Alistair phoned Chloe regularly in the months that followed, and would have flown to Australia to visit, if not for several emergencies in Westminster.
But his attempts to make contact dwindled in direct proportion to his growing desire to make a new family with Joanna. (Need to believe we are for ever?
Have my baby.)
This new family might have been enough for him had the following story by feared Tory blogger James Moyer not popped up on his Google Alert shortly after Noah was born.

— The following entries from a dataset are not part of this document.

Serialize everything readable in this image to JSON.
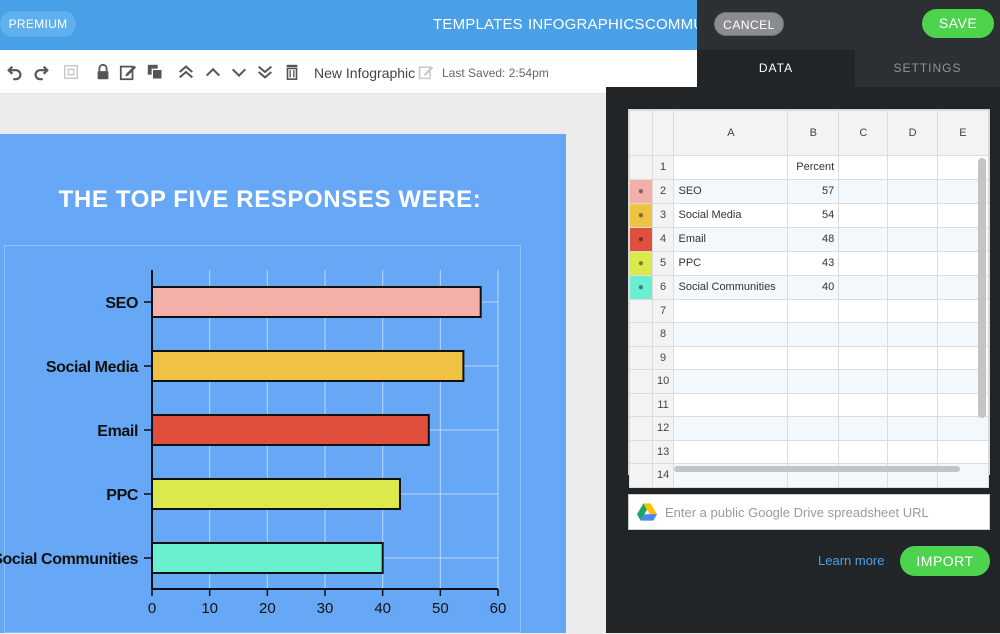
{
  "topbar": {
    "premium_label": "PREMIUM",
    "nav": [
      "TEMPLATES",
      "INFOGRAPHICS",
      "COMMU"
    ]
  },
  "toolbar": {
    "doc_title": "New Infographic",
    "last_saved": "Last Saved: 2:54pm"
  },
  "canvas": {
    "title": "THE TOP FIVE RESPONSES WERE:"
  },
  "chart_data": {
    "type": "bar",
    "orientation": "horizontal",
    "categories": [
      "SEO",
      "Social Media",
      "Email",
      "PPC",
      "Social Communities"
    ],
    "values": [
      57,
      54,
      48,
      43,
      40
    ],
    "colors": [
      "#f4afa8",
      "#f0c244",
      "#e04f3c",
      "#dbe94a",
      "#6aefd0"
    ],
    "xlim": [
      0,
      60
    ],
    "xticks": [
      0,
      10,
      20,
      30,
      40,
      50,
      60
    ],
    "grid": true,
    "title": "THE TOP FIVE RESPONSES WERE:",
    "xlabel": "",
    "ylabel": ""
  },
  "panel": {
    "cancel_label": "CANCEL",
    "save_label": "SAVE",
    "tab_data": "DATA",
    "tab_settings": "SETTINGS",
    "columns": [
      "A",
      "B",
      "C",
      "D",
      "E"
    ],
    "rows": [
      {
        "num": "1",
        "a": "",
        "b": "Percent",
        "color": ""
      },
      {
        "num": "2",
        "a": "SEO",
        "b": "57",
        "color": "#f4afa8"
      },
      {
        "num": "3",
        "a": "Social Media",
        "b": "54",
        "color": "#f0c244"
      },
      {
        "num": "4",
        "a": "Email",
        "b": "48",
        "color": "#e04f3c"
      },
      {
        "num": "5",
        "a": "PPC",
        "b": "43",
        "color": "#dbe94a"
      },
      {
        "num": "6",
        "a": "Social Communities",
        "b": "40",
        "color": "#6aefd0"
      },
      {
        "num": "7",
        "a": "",
        "b": "",
        "color": ""
      },
      {
        "num": "8",
        "a": "",
        "b": "",
        "color": ""
      },
      {
        "num": "9",
        "a": "",
        "b": "",
        "color": ""
      },
      {
        "num": "10",
        "a": "",
        "b": "",
        "color": ""
      },
      {
        "num": "11",
        "a": "",
        "b": "",
        "color": ""
      },
      {
        "num": "12",
        "a": "",
        "b": "",
        "color": ""
      },
      {
        "num": "13",
        "a": "",
        "b": "",
        "color": ""
      },
      {
        "num": "14",
        "a": "",
        "b": "",
        "color": ""
      }
    ],
    "gdrive_placeholder": "Enter a public Google Drive spreadsheet URL",
    "learn_more": "Learn more",
    "import_label": "IMPORT"
  },
  "colors": {
    "topbar": "#4aa0e6",
    "canvas_bg": "#66a8f5",
    "accent_green": "#4ed34e"
  }
}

Aw, how sweet are these photos of Alistair Robertson and his family? Mum and Dad pushing their pride and joy through the Botanics. He’s the right man to champion family values, the right man for Labour to prime for a safe seat in the next election.
But hang on, that woman’s his mistress, not his wife.
And the baby’s his second child, not his first. His first, fourteen-year-old Chloe, lives 12,000 miles away, and he hasn’t bothered to see her for four years.
And if you look even more closely, which I have, there’s more . . . The ex-wife, Alexandra Donohue, was caught drink driving yesterday . . . on the way to collect her daughter from the animal sanctuary.
The value of a Labour family?
Nada.
Alistair and Joanna had come to Australia to fight for custody of Chloe. Alistair’s lawyer was very confident. The mother took the child from the UK without asking or even telling the father: kidnapping, yes, they could call it that. The mother did not reveal her whereabouts for over a month once she arrived there: that’d be called non-cooperation or evasion of responsibilities. The mother collected the child from her voluntary work at the Healesville animal sanctuary under the influence of alcohol, and was planning to drive the child home drunk: that was neglect . . . hell, that was criminal.
‘It’s not because of that idiotic blog,’ Alistair said to Joanna before they left. ‘I don’t care about work. Since Noah, since our family, what matters is clearer than ever. That woman was always a drinker, and now I know she’s happy to endanger the life of my little girl. Chloe should be safe. She should be with her dad. She should be with an inspirational, kind, caring, responsible woman – with you, Joanna – and with her baby brother, she should be with her family.’